Two years on from their debut album ‘World Music,’ the Goat biography remains a muddled cluster of odd clues and unverified statements. Spokespersons claim the music was born in the isolated Swedish locality of Korpilombolo and has been passed on from generation to generation – the subsequent accumulation of outside influences bringing an evolution to the spirit of Goat’s music. This mystery in their identity is something that brings a certain romance to the Goat message, as their music focuses not on the individuals involved but a complete unity of sounds and cultures.
As the album’s title would suggest, ‘Commune‘ isn’t a step away from the congregation of foreign sounds displayed in ‘World Music,’ but a commune of the contrasting styles. The album’s opener ‘Talk To God’ is introduced by a ringing bell, each ‘ding’ gradually growing louder like some sort of trigger for hypnosis – docility brought full circle when met by the track’s trance-like eastern guitars, rolling bongo rhythm and ritualistic vocals.
Trans-continental ingredients are chucked into the concoction throughout the album, with curveballs coming from all angles. Intense tribal screams will be met with bluesy guitar licks before the harsh vocals turn hymn-like sweet only for the gentle guitars to echo proto-metal. This merging of cultures maintains the hypnotic tone throughout, and whilst being somewhat disorientating, these global micro-niches aren’t simply combined for the point of being experimental. They’re expertly gathered – the contrast of one sound only complementing its foreign counterpart.

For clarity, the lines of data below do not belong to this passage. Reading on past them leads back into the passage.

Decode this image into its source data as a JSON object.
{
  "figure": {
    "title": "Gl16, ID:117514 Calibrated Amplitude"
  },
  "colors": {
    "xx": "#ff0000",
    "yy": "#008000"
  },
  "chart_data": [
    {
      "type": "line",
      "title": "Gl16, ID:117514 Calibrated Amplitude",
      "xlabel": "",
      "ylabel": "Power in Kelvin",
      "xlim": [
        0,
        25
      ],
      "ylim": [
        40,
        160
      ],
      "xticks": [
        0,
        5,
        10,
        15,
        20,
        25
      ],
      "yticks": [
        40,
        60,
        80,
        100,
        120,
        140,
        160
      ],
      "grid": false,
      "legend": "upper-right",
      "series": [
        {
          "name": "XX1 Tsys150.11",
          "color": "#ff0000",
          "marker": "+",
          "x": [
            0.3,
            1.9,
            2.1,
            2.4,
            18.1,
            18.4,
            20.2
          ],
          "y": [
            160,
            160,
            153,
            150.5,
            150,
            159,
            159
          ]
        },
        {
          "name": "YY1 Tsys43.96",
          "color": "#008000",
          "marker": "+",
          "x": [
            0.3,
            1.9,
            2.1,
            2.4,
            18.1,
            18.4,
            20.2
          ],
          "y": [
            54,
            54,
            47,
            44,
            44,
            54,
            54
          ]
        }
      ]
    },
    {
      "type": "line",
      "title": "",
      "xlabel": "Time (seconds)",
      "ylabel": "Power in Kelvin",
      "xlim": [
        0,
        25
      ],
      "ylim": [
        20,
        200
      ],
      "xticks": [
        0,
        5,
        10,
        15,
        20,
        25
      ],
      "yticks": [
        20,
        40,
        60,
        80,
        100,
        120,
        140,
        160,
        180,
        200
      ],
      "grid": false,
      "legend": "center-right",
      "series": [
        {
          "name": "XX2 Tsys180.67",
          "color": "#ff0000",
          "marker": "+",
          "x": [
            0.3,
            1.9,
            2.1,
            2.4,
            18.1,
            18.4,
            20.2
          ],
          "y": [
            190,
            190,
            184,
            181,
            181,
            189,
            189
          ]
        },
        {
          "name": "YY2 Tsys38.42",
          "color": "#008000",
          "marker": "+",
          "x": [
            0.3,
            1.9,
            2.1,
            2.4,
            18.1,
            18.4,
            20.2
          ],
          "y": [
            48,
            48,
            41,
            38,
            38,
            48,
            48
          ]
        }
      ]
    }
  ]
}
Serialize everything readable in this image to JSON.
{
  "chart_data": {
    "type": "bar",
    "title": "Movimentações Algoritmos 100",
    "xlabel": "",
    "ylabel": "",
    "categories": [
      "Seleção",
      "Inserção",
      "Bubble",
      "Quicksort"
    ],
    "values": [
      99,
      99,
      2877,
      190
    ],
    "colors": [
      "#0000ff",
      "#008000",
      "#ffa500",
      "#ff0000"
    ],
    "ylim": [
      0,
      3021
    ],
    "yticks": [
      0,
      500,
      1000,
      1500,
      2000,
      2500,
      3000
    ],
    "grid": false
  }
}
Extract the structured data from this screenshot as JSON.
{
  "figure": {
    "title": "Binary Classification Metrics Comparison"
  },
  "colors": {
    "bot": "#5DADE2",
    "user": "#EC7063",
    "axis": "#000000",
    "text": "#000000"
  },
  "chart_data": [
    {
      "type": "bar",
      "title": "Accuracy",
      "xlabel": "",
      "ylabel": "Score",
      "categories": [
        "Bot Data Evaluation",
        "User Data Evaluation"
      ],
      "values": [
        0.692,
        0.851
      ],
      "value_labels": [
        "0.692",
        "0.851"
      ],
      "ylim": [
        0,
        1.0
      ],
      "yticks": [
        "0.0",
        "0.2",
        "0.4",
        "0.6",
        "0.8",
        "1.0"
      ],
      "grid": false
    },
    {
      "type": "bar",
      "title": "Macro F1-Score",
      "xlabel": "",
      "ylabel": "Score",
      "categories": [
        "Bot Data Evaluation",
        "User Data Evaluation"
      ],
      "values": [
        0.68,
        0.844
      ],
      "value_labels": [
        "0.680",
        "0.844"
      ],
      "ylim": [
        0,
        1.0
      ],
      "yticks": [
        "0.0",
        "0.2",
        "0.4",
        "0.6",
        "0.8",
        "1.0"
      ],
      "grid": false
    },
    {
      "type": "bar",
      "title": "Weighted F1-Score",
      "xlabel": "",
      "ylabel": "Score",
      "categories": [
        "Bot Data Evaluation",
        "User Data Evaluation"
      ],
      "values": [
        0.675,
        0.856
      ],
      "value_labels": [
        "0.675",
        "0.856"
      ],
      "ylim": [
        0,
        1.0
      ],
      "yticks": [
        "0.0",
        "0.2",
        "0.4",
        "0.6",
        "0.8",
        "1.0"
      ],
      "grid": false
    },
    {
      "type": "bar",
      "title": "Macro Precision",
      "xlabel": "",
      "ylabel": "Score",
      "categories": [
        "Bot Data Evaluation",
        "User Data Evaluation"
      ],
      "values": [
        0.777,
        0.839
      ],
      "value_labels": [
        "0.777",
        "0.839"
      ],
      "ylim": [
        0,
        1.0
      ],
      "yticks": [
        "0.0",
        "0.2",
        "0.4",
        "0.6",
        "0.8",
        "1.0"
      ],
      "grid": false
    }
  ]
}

‘Goatchild’ rolls through with a cool, wavy rhythm accompanied by 60s-sounding psychedelic tones; the wah-wah soaked guitar lines pulsating beneath a bright, soulful chorus sure to leave an impact. ‘Hide From The Sun’ and ‘Bondye’ are well-oiled instrumentals showcasing the typically diverse array of sounds; these two tracks flowing towards the end of the album as they lead on to final track ‘Gathering Of Ancient Tribes’. This truly feels like the soundtrack to some sort of sacrificial ritual as chants of “into the fire!” lead in to a manic 2-minute guitar freakout which burns furiously until being reduced to a single glowing ember.
As a whole, ‘Commune’ is a welcome advancement on the route Goat set with ‘World Music’, and whether its authors are a century worth of settlers from the scarcely populated Scandinavian town or not, they continue to produce a sound entirely distinct from anything else you’ll hear right now.